The Book of Spells (Private 0.50)
Page 63
“I am,” Eliza said. “The spell will be stronger if we’re connected to her.”
“Why? How do you know?” Theresa asked her.
“I just feel it. We must be connected to her when we say it,” Eliza replied. She walked over and knelt next to Catherine, trying not to look at her face. “What are you so skittish about, Theresa Billings? You carried her all the way back here.”
“All right, all right.” Theresa knelt next to the body as well and took Catherine’s left hand in hers. Eliza held Catherine’s right hand, which was now as cold as ice, then reached across her torso for Theresa’s hand. They looked into each other’s eyes and nodded.
“Wherever we go, wherever we breathe, let others see Catherine where she might usually be.”
The dizziness wasn’t as nauseating this time, but Eliza wasn’t sure what that meant. Was she getting stronger—more resilient? Or was the spell not strong enough? She opened her eyes, and a pathetic flutter of wind tossed the pages of the book, lifting Eliza’s hair briefly from her shoulders.
“Do you think it worked?” Eliza asked, still holding hands.
Theresa gazed down at Catherine’s serene face. “We’ll just have to wait and see.”
“Theresa,” Eliza said tentatively, feeling a flutter of nervousness in her stomach. “I think I . . . the other night I . . . I dreamt about this.”
Theresa’s face snapped up. “Dreamt about what?”
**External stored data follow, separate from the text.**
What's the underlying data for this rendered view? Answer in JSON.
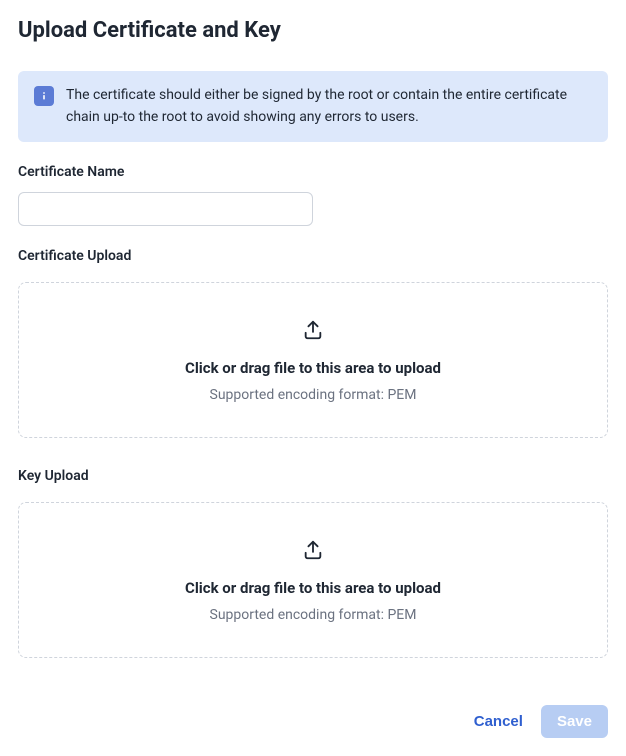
{
  "title": "Upload Certificate and Key",
  "info": {
    "text": "The certificate should either be signed by the root or contain the entire certificate chain up-to the root to avoid showing any errors to users."
  },
  "fields": {
    "cert_name_label": "Certificate Name",
    "cert_name_value": "",
    "cert_upload_label": "Certificate Upload",
    "key_upload_label": "Key Upload"
  },
  "upload": {
    "title": "Click or drag file to this area to upload",
    "subtitle": "Supported encoding format: PEM"
  },
  "footer": {
    "cancel": "Cancel",
    "save": "Save"
  }
}
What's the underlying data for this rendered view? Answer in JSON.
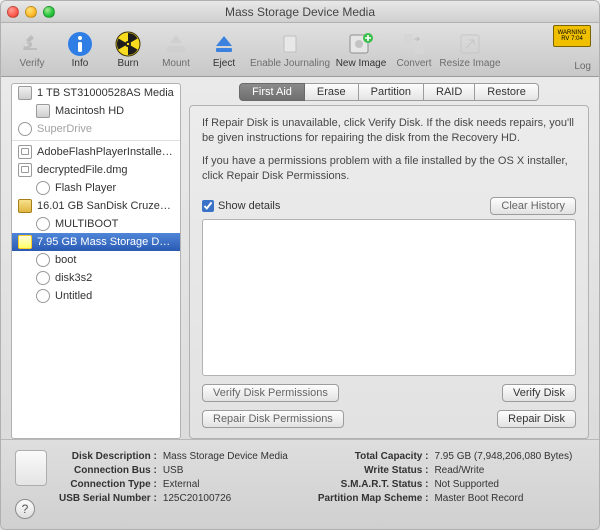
{
  "window": {
    "title": "Mass Storage Device Media"
  },
  "toolbar": {
    "items": [
      {
        "label": "Verify",
        "enabled": false
      },
      {
        "label": "Info",
        "enabled": true
      },
      {
        "label": "Burn",
        "enabled": true
      },
      {
        "label": "Mount",
        "enabled": false
      },
      {
        "label": "Eject",
        "enabled": true
      },
      {
        "label": "Enable Journaling",
        "enabled": false
      },
      {
        "label": "New Image",
        "enabled": true
      },
      {
        "label": "Convert",
        "enabled": false
      },
      {
        "label": "Resize Image",
        "enabled": false
      }
    ],
    "log_label": "Log"
  },
  "sidebar": {
    "items": [
      {
        "label": "1 TB ST31000528AS Media",
        "kind": "hdd",
        "indent": 0
      },
      {
        "label": "Macintosh HD",
        "kind": "hdd",
        "indent": 1
      },
      {
        "label": "SuperDrive",
        "kind": "disc",
        "indent": 0,
        "disabled": true
      },
      {
        "sep": true
      },
      {
        "label": "AdobeFlashPlayerInstalle…",
        "kind": "dmg",
        "indent": 0
      },
      {
        "label": "decryptedFile.dmg",
        "kind": "dmg",
        "indent": 0
      },
      {
        "label": "Flash Player",
        "kind": "ext",
        "indent": 1
      },
      {
        "label": "16.01 GB SanDisk Cruze…",
        "kind": "hdd-y",
        "indent": 0
      },
      {
        "label": "MULTIBOOT",
        "kind": "ext",
        "indent": 1
      },
      {
        "label": "7.95 GB Mass Storage D…",
        "kind": "hdd-y",
        "indent": 0,
        "selected": true
      },
      {
        "label": "boot",
        "kind": "ext",
        "indent": 1
      },
      {
        "label": "disk3s2",
        "kind": "ext",
        "indent": 1
      },
      {
        "label": "Untitled",
        "kind": "ext",
        "indent": 1
      }
    ]
  },
  "tabs": {
    "items": [
      "First Aid",
      "Erase",
      "Partition",
      "RAID",
      "Restore"
    ],
    "selected": 0
  },
  "panel": {
    "hint1": "If Repair Disk is unavailable, click Verify Disk. If the disk needs repairs, you'll be given instructions for repairing the disk from the Recovery HD.",
    "hint2": "If you have a permissions problem with a file installed by the OS X installer, click Repair Disk Permissions.",
    "show_details_label": "Show details",
    "show_details_checked": true,
    "clear_history_label": "Clear History",
    "verify_perm_label": "Verify Disk Permissions",
    "repair_perm_label": "Repair Disk Permissions",
    "verify_disk_label": "Verify Disk",
    "repair_disk_label": "Repair Disk"
  },
  "footer": {
    "left": {
      "disk_description_k": "Disk Description :",
      "disk_description_v": "Mass Storage Device Media",
      "connection_bus_k": "Connection Bus :",
      "connection_bus_v": "USB",
      "connection_type_k": "Connection Type :",
      "connection_type_v": "External",
      "usb_serial_k": "USB Serial Number :",
      "usb_serial_v": "125C20100726"
    },
    "right": {
      "total_capacity_k": "Total Capacity :",
      "total_capacity_v": "7.95 GB (7,948,206,080 Bytes)",
      "write_status_k": "Write Status :",
      "write_status_v": "Read/Write",
      "smart_status_k": "S.M.A.R.T. Status :",
      "smart_status_v": "Not Supported",
      "partition_map_k": "Partition Map Scheme :",
      "partition_map_v": "Master Boot Record"
    }
  }
}
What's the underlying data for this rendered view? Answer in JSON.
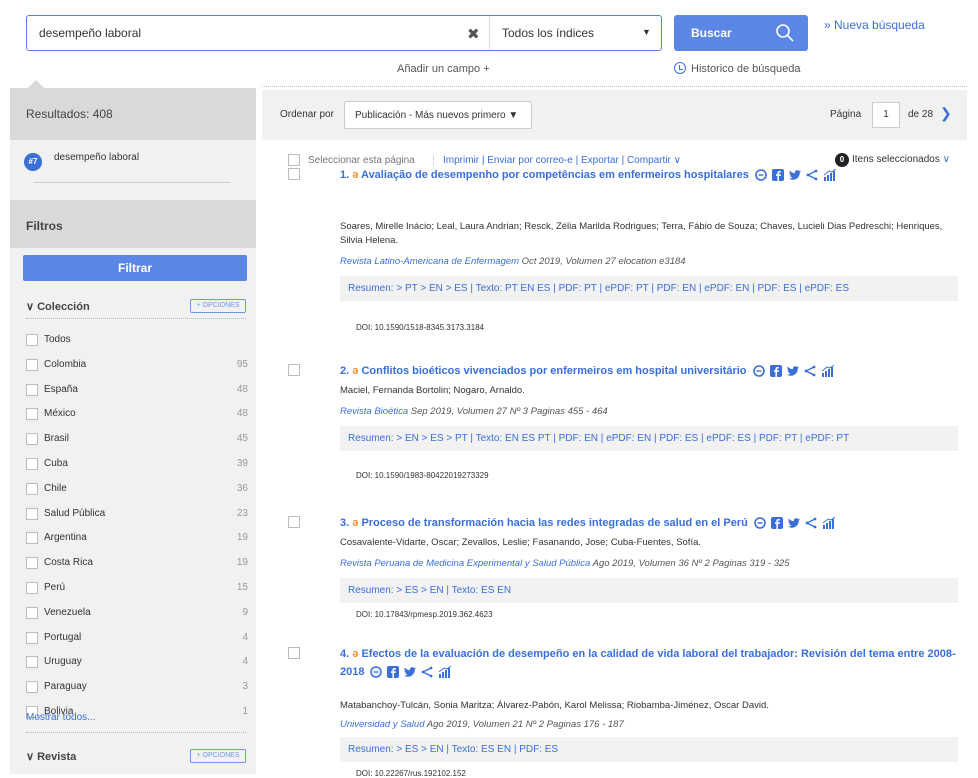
{
  "search": {
    "query": "desempeño laboral",
    "index": "Todos los índices",
    "button": "Buscar",
    "new_search": "» Nueva búsqueda",
    "add_field": "Añadir un campo +",
    "history": "Historico de búsqueda"
  },
  "sidebar": {
    "results": "Resultados: 408",
    "query_badge": "#7",
    "query_text": "desempeño laboral",
    "filters": "Filtros",
    "filter_button": "Filtrar",
    "options": "+ OPCIONES",
    "coleccion": {
      "label": "Colección",
      "items": [
        {
          "label": "Todos",
          "count": ""
        },
        {
          "label": "Colombia",
          "count": "95"
        },
        {
          "label": "España",
          "count": "48"
        },
        {
          "label": "México",
          "count": "48"
        },
        {
          "label": "Brasil",
          "count": "45"
        },
        {
          "label": "Cuba",
          "count": "39"
        },
        {
          "label": "Chile",
          "count": "36"
        },
        {
          "label": "Salud Pública",
          "count": "23"
        },
        {
          "label": "Argentina",
          "count": "19"
        },
        {
          "label": "Costa Rica",
          "count": "19"
        },
        {
          "label": "Perú",
          "count": "15"
        },
        {
          "label": "Venezuela",
          "count": "9"
        },
        {
          "label": "Portugal",
          "count": "4"
        },
        {
          "label": "Uruguay",
          "count": "4"
        },
        {
          "label": "Paraguay",
          "count": "3"
        },
        {
          "label": "Bolivia",
          "count": "1"
        }
      ]
    },
    "show_all": "Mostrar todos...",
    "revista": {
      "label": "Revista"
    }
  },
  "sortbar": {
    "order_label": "Ordenar por",
    "order_value": "Publicación - Más nuevos primero",
    "page_label": "Página",
    "page": "1",
    "of": "de 28"
  },
  "actions": {
    "select_page": "Seleccionar esta página",
    "links": "Imprimir | Enviar por correo-e | Exportar | Compartir",
    "selected_count": "0",
    "selected_label": "Itens seleccionados"
  },
  "results": [
    {
      "num": "1.",
      "title": "Avaliação de desempenho por competências em enfermeiros hospitalares",
      "authors": "Soares, Mirelle Inácio; Leal, Laura Andrian; Resck, Zélia Marilda Rodrigues; Terra, Fábio de Souza; Chaves, Lucieli Dias Pedreschi; Henriques, Silvia Helena.",
      "journal": "Revista Latino-Americana de Enfermagem",
      "source": "Oct 2019, Volumen 27    elocation e3184",
      "links": "Resumen: > PT  > EN  > ES  |  Texto: PT  EN  ES  |  PDF: PT  |  ePDF: PT  |  PDF: EN  |  ePDF: EN  |  PDF: ES  |  ePDF: ES",
      "doi": "DOI: 10.1590/1518-8345.3173.3184"
    },
    {
      "num": "2.",
      "title": "Conflitos bioéticos vivenciados por enfermeiros em hospital universitário",
      "authors": "Maciel, Fernanda Bortolin; Nogaro, Arnaldo.",
      "journal": "Revista Bioética",
      "source": "Sep 2019, Volumen 27    Nº 3    Paginas 455 - 464",
      "links": "Resumen: > EN  > ES  > PT  |  Texto: EN  ES  PT  |  PDF: EN  |  ePDF: EN  |  PDF: ES  |  ePDF: ES  |  PDF: PT  |  ePDF: PT",
      "doi": "DOI: 10.1590/1983-80422019273329"
    },
    {
      "num": "3.",
      "title": "Proceso de transformación hacia las redes integradas de salud en el Perú",
      "authors": "Cosavalente-Vidarte, Oscar; Zevallos, Leslie; Fasanando, Jose; Cuba-Fuentes, Sofía.",
      "journal": "Revista Peruana de Medicina Experimental y Salud Pública",
      "source": "Ago 2019, Volumen 36    Nº 2    Paginas 319 - 325",
      "links": "Resumen: > ES  > EN  |  Texto: ES  EN",
      "doi": "DOI: 10.17843/rpmesp.2019.362.4623"
    },
    {
      "num": "4.",
      "title": "Efectos de la evaluación de desempeño en la calidad de vida laboral del trabajador: Revisión del tema entre 2008-2018",
      "authors": "Matabanchoy-Tulcán, Sonia Maritza; Álvarez-Pabón, Karol Melissa; Riobamba-Jiménez, Oscar David.",
      "journal": "Universidad y Salud",
      "source": "Ago 2019, Volumen 21    Nº 2    Paginas 176 - 187",
      "links": "Resumen: > ES  > EN  |  Texto: ES  EN  |  PDF: ES",
      "doi": "DOI: 10.22267/rus.192102.152"
    }
  ],
  "colors": {
    "accent": "#5b86e5",
    "link": "#3a6fd8",
    "oa": "#f08a24",
    "sidebar_bg": "#f1f1f1",
    "sidebar_head": "#d9d9d9"
  },
  "icons": [
    "clear-icon",
    "caret-down-icon",
    "search-icon",
    "history-icon",
    "chevron-right-icon",
    "chevron-down-icon",
    "open-access-icon",
    "comment-icon",
    "facebook-icon",
    "twitter-icon",
    "share-icon",
    "metrics-icon"
  ]
}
“About Catherine dying. The dream, it was . . . it wasn’t exactly as it happened tonight, but she died the same way. In the woods, falling into a deep hole.” Eliza saw no reason to tell the other girl that in her dream, Theresa and Helen had pushed Catherine to her death. She knew it would only anger and upset her.
“Are you saying that you saw the future?” Theresa asked. “I don’t know.
I didn’t think so at the time, of course, but now . . .” Theresa sighed and looked down at Catherine’s body. “A month ago, I never would have thought something like that was possible, but I’d believe it now.”
“But that means . . . that means I could have stopped this,” Eliza said, her eyes filling with tears. “If only I’d told her about the dream, she
might have thought twice about following you into the woods. She might have been more careful.”
“There’s no way you could have realized, Eliza,” Theresa said with surprising force. “Besides, she would have followed me anyway. That’s Catherine. Always trying to protect everyone.”
“But I—”
“Eliza,” Theresa cut her off, squeezing her hand. “What’s done is done. And by tomorrow, it won’t matter any longer,” she assured Eliza, looking her firmly in the eye. “Tomorrow night, we’ll bring Catherine back.”
Agreed
“What are we doing here? Why are you two acting so mysterious?” Clarissa asked, sitting on Theresa’s brocade settee in her single room.
The chamber was larger than any of the rooms the other girls shared—large enough for the entire coven to gather comfortably— with two huge windows that looked out across the darkened campus. Lightning flashed in the distance, illuminating the underbelly of the gray clouds and casting odd shadows over the trees and buildings. Theresa closed the door quietly and stood next to Eliza. The two girls had washed and changed their clothes, then gone from room to room, waking the others and telling them to come up to Theresa’s. But Eliza could still feel the rain on her skin, the grime under her fingernails, the weight of Catherine’s body straining her arms. The seven girls gazed back at them, each clad in nightclothes. Only Alice was not among them. She had refused to come.
“And where are Catherine and Alice?” Clarissa added.
“Girls, we’ve brought you here to tell you some disturbing news,” Eliza began. Her heart felt as if it was made of pins and needles, jabbing outward at her chest with each breath.
“What is it?” Bia asked from the edge of Theresa’s bed, the color draining from her face. She reached for Viola’s hand and drew it into her lap.
Eliza looked at Theresa for help—something she had never thought she would do. Theresa cleared her throat and rested her hand on the back of her desk chair.
“After she walked Eliza home earlier tonight, Catherine took a path through the woods on her way back to the chapel,” Theresa began, as thunder clapped outside the window. “She got lost and she . . . she fell.”
Viola gasped, covering her mouth with her free hand.
Lavender pushed herself away from the closet door. “Is she all right?”
“No,” Theresa said, tears suddenly filling her eyes. “Catherine is dead.”
Bia stifled a scream and hid her face against Viola’s shoulder. The other girls gasped and covered their mouths, looking around as if someone else might explain this away. Marilyn gripped Genevieve’s hand and stepped forward.